Reprintable only with permission from the author.
Joseph Haydn wrote his six opus 20 quartets in 1772, when he was forty years old. At that time he had been the court composer to Count Esterhazy for twelve years, and was to fill that position for a total of thirty. “I was completely secluded from the world,” he said of those years, so that “nobody was nearby who could distract me or confuse me about myself; in this way I became original.” Coming fast on the heels of two earlier sets (opus 9 and opus 17), the opus 20 quartets are arguably Haydn’s first quartet masterpieces. They make the fullest use of four completely independent voices (in his earlier quartets Haydn would often fuse the viola and cello parts together to be one line), employ a much expanded range of texture and dynamics, and show for the first time the composer’s flexibility in phrase length and structure, with all its attendant capacity for wit and surprise. The set’s nickname, the “Sun Quartets”, is due merely to the sun that was displayed on the cover of the first edition; the name even seems somewhat misleading, since two of the quartets are in darker, minor keys (it was more the custom to have only one minor-key work in a set at this time), and since the many bright moments in these works are well balanced by passages that are more learned, convoluted, and experimental.

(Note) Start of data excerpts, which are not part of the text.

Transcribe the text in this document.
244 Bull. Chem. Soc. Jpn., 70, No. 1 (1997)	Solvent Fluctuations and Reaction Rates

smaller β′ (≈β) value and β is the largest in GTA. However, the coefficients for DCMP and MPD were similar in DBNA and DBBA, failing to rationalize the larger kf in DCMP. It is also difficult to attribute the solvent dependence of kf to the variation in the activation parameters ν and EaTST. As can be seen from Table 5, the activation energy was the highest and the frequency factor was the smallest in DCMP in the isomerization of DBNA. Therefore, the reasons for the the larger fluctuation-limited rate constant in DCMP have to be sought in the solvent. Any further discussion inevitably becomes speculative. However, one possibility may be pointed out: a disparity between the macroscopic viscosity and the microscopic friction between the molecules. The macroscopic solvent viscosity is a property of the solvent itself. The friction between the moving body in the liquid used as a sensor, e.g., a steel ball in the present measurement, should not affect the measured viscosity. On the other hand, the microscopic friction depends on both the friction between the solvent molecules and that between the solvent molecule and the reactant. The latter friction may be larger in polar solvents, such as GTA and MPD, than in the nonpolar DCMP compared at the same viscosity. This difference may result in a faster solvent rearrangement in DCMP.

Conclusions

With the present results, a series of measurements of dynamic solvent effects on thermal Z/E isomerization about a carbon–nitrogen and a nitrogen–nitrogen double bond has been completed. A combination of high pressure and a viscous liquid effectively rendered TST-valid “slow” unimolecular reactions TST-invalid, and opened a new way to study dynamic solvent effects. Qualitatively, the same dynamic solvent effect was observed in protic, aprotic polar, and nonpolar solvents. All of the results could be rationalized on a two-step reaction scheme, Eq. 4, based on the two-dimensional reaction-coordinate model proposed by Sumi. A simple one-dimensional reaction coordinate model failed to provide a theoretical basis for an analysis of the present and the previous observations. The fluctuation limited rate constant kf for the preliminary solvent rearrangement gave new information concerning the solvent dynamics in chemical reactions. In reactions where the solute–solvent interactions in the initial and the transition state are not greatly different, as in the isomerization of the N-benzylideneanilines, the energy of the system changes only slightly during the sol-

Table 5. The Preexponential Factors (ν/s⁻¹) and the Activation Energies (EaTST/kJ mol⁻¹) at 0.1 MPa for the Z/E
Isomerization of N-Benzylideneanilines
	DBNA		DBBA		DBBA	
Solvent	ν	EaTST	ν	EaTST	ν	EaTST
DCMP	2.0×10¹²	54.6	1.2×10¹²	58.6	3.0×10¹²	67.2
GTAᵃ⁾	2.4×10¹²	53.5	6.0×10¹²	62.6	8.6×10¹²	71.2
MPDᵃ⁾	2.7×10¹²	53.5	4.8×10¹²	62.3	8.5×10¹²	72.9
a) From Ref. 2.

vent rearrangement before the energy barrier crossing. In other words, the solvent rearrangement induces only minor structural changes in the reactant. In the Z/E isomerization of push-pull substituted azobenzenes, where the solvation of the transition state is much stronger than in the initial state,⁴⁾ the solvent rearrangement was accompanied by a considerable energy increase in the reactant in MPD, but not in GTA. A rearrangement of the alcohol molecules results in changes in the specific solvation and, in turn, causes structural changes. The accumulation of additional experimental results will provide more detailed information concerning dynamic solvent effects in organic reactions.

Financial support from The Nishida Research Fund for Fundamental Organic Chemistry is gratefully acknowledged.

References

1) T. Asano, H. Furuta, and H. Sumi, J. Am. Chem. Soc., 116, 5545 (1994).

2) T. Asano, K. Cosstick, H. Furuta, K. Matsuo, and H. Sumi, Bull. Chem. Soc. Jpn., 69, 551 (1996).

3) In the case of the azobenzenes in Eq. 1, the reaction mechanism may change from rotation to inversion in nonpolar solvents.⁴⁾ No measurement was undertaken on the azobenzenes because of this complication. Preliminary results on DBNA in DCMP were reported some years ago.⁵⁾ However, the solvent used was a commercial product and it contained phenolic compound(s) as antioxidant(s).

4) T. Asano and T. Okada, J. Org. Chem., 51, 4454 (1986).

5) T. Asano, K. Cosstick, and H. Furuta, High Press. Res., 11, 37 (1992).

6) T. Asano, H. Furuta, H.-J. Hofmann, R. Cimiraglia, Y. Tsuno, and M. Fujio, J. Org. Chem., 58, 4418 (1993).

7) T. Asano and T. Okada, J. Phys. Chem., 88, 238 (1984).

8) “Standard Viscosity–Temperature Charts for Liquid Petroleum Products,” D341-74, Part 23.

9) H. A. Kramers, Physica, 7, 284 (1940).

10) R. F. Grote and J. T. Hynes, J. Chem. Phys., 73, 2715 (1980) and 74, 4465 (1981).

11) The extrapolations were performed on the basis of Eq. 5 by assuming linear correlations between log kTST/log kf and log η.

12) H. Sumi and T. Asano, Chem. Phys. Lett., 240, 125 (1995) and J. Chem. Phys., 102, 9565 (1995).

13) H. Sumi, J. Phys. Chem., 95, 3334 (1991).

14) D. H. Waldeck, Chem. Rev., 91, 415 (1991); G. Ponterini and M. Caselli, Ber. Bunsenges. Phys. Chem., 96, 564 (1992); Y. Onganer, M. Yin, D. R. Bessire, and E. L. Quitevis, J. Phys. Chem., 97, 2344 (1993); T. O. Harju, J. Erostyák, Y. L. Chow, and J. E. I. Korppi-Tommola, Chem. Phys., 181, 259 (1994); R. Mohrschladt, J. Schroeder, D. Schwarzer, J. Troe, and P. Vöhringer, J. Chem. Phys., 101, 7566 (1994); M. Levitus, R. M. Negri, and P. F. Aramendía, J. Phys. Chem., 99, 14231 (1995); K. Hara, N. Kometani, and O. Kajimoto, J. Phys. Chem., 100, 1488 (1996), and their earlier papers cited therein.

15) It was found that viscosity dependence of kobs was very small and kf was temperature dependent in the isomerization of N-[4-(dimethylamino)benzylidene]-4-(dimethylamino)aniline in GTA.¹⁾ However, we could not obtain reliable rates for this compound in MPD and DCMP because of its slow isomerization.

The key of G minor had tragic connotations for Haydn’s great contemporary, Mozart, as one can hear clearly in his 40th Symphony or his G minor Viola Quintet. Haydn does not seem to have shared Mozart’s feelings about this key. In the opus 20 #3 Quartet, as in its later counterpart, the “Rider” Quartet, Haydn couples the key of G minor with a spirited, feisty attitude, sometimes even turbulent and stormy; there is never that sense of fatefulness, of deep sorrow, that the younger composer was to bring. The first movement opens with a figure that is distinguished by a number of jagged leaps up and down, which immediately set a kind of combative tone. By the eleventh bar the composer has already steered the work into a sunnier major key, a sure sign that the movement will be pithy and succinct. The most extraordinary aspect of this movement, however, is its penchant for stopping short in its tracks. Even by Haydn’s standards — he was a master of sudden silences — this movement, especially in its development, is dotted with these quick stops.
Into each silence falls a hushed declaration by the whole quartet in unison, evoking a Greek chorus commenting on the actions of the play’s indecisive hero. The dialectic between the forceful main mood and the quiet “commenter” is really what forms the drama of this first movement.
The minuet is perhaps a shade more serious. It is distinguished by phrases of irregular length — a favorite habit of Haydn’s which gives the music an unconstrained, rhetorical air — and by a rather beautiful trio section in which lyrical counterpoint in the lower three instruments unfolds against a tracery of first-violin eighth-notes. The movement ends in a fading, mournful major key, marked “perdendosi”, or “dying away”.
The slow, third movement opens like a hymn, with a stately, rising figure in the first violin accompanied by simple chords. The main contrasting idea appears soon after: a tender, twisting line of sixteenth-notes in the cello, the accompaniment now celestial in the high upper strings. These two themes alternate persistently throughout the movement, seeming to suggest an elevated sermon from the individual, the grave response from the multitude.
The finale is a fiery Allegro with strong Gypsy undertones. Despite the minor key, an atmosphere of dark-hued merrymaking prevails. As in the first movement, there are copious sudden stops, sometimes dramatic, sometimes humorous, which keep the listener constantly guessing. A twittering, almost irritable motif, which is first heard right away in the first violin part, becomes a kind of ubiquitous comic leitmotif, refusing to go away; and in fact it has the last word, mumbled in the cello’s lowest register as the quartet comes to a close.